I so deeply want this body to reflect me, to shout to the world who I am. I take every incidence of ‘success’ as proof  that I can force this body to conform to my will, my desire, my sense of who I am. I look at the post botox state and think -Eureka!! This here proves I am beautiful, I am in control, ignoring the very clear evidence that the fact I need botox in the first place clearly proves otherwise.  I pretend sometimes is proof of control. I pretend there is affirmation in the moments that a particular arrangement of rupa conforms to my desires.  I pretend that I can claim a state of something while disowning other states. I pretend I can carve out meaning — identity — from the passing states of the rupa I claim, wildly believing there is significance to the momentary impact I can have on these things. Alana, The-Beutiful -Botoxed- Great-Arranger.

Of course ‘I know’ all objects are just 4 elements. The meal, this body.  On some level, I know there is no way to shove identity into cracks between water, fire, air and earth. But still I think I can overlay meaning on top –this body isn’t me, but it can represent me. And there is of course truth to this, what is a representation after all other than something we imagine stands in for something else?
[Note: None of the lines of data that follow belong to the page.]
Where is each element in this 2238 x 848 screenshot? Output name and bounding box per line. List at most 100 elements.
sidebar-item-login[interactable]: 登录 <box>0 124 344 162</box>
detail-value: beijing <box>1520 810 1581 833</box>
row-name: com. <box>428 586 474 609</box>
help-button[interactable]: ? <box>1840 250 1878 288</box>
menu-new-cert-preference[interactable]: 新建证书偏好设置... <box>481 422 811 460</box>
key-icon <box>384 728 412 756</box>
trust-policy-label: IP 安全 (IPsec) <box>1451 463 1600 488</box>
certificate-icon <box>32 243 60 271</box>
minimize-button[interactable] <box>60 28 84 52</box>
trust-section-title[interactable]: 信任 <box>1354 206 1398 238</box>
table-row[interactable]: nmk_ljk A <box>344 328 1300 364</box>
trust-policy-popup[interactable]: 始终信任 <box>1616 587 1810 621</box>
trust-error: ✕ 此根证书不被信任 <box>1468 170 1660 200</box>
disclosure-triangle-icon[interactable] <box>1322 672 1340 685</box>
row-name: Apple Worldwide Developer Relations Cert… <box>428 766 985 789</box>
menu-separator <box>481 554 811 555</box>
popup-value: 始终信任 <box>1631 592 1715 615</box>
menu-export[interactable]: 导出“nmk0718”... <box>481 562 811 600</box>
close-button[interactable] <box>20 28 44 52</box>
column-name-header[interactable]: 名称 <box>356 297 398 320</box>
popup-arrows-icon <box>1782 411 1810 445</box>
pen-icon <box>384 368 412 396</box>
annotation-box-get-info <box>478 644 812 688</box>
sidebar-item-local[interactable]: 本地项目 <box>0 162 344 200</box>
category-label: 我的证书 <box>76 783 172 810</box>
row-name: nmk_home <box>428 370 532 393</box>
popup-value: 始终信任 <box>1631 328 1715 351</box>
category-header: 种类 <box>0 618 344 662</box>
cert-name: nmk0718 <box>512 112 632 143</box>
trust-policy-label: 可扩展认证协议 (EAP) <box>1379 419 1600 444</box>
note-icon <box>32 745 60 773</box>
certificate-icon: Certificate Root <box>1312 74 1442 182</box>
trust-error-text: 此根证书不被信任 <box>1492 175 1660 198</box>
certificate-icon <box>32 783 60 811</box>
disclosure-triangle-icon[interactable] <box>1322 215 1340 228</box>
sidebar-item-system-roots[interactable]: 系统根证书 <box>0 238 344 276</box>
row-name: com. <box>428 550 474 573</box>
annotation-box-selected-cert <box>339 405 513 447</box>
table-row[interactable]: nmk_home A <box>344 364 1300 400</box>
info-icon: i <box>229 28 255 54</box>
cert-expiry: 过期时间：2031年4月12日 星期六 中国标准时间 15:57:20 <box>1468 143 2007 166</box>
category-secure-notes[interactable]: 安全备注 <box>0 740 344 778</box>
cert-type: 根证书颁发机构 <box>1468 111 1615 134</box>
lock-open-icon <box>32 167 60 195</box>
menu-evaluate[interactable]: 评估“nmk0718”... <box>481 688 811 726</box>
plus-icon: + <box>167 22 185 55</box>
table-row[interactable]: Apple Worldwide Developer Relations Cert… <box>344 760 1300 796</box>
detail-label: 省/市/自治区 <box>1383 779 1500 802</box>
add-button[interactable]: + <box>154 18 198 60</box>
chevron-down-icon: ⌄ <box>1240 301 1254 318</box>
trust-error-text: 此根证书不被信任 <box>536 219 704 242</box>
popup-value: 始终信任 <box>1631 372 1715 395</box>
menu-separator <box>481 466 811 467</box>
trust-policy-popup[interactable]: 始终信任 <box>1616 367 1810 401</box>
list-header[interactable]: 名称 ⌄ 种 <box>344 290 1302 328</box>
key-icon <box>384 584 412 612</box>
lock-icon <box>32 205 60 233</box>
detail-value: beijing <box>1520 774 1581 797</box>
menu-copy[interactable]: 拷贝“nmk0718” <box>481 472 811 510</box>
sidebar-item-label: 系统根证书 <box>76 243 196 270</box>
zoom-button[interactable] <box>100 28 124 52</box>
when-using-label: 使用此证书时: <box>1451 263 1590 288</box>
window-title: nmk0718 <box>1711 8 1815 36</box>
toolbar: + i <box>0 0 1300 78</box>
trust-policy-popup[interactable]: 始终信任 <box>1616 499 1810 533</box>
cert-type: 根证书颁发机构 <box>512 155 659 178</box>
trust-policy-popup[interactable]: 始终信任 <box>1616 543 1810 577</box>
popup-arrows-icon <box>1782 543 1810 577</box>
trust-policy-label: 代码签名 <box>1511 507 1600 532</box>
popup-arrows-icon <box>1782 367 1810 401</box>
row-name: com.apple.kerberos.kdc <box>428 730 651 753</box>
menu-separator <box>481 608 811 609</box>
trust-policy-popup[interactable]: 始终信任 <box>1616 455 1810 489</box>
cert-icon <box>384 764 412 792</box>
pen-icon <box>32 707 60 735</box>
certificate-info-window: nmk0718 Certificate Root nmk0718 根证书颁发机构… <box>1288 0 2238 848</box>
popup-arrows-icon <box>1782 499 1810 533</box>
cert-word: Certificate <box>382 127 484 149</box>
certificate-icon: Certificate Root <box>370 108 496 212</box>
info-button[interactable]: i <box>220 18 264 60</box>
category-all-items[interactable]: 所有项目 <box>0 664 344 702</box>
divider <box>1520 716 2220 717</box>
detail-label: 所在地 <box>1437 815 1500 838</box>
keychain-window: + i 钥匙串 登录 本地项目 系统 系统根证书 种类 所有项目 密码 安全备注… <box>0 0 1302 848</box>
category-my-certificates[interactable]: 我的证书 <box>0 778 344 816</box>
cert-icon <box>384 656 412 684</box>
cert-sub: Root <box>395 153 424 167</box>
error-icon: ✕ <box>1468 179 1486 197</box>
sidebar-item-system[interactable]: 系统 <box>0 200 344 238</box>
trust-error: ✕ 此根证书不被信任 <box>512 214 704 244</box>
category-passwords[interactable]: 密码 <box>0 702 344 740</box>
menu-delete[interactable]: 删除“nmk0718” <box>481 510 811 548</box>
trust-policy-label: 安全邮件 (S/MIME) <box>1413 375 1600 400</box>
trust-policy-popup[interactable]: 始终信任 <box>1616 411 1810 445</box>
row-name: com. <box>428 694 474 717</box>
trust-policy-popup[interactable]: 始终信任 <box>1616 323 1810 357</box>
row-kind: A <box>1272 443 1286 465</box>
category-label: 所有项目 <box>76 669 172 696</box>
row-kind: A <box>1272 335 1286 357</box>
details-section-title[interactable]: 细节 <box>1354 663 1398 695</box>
My choosy narrator gets to choose. Its just that imagining something represents something else doesn’t mean it REALLY DOES. A hint that this is true is that both the object we imagine represents us, and our imagination itself changes, there is not some immutable pairing between fixed imagination and fixed object.

For a long time, I imagined going back to SF. I imagined it was my home, an SFer was who I was. SF was my future. But as fire season started getting worse, it began to dawn on me, as an asthmatic, that SF couldn’t be my future, it couldn’t be my home. It ultimately strained credulity for me to believe that a place inhospitable to my living and breathing could be who I was.

At 20 I never imagined that my 40 year old body, with its gray hairs, and sagging breasts, and eye crinkles, would represent me. To 20 year old alana, today’s body is some middle aged woman. But my imagination has, reluctantly, painfully, with much dissonance and disappointment, ultimately shifted as the body shifted.  What choice did I have? Form is not obligated to take the shapes I imagine it takes, to follow my sense of self, my desires, ultimately it is me and my own imagination that must adjust. If I fast forward a little, I consider a dying body, a corpse, the inevitable end for this body. Much like SF, there will come a point that it strains credulity to believe that this shifting, decaying, sack of skin and bones can represent me, can be me.  But, as my clinging testifies to, I am not there yet…

Right now, I am just sitting around waiting for this body to break and die. To reach a point where it is an inhospitable place to live, to breath in. To no longer be able to build my fantasies of a future life around. And while I wait, I will pay for my ignorance — my denial of the truth — with the labor, born of clinging, to preserve; the agony of loss when those efforts to preserve fail; the thousand daily embarrassments, disappointments and disgusts as I reconcile myself, again and again, to a body that simply won’t, can’t, be the reflection of me that I want it to be.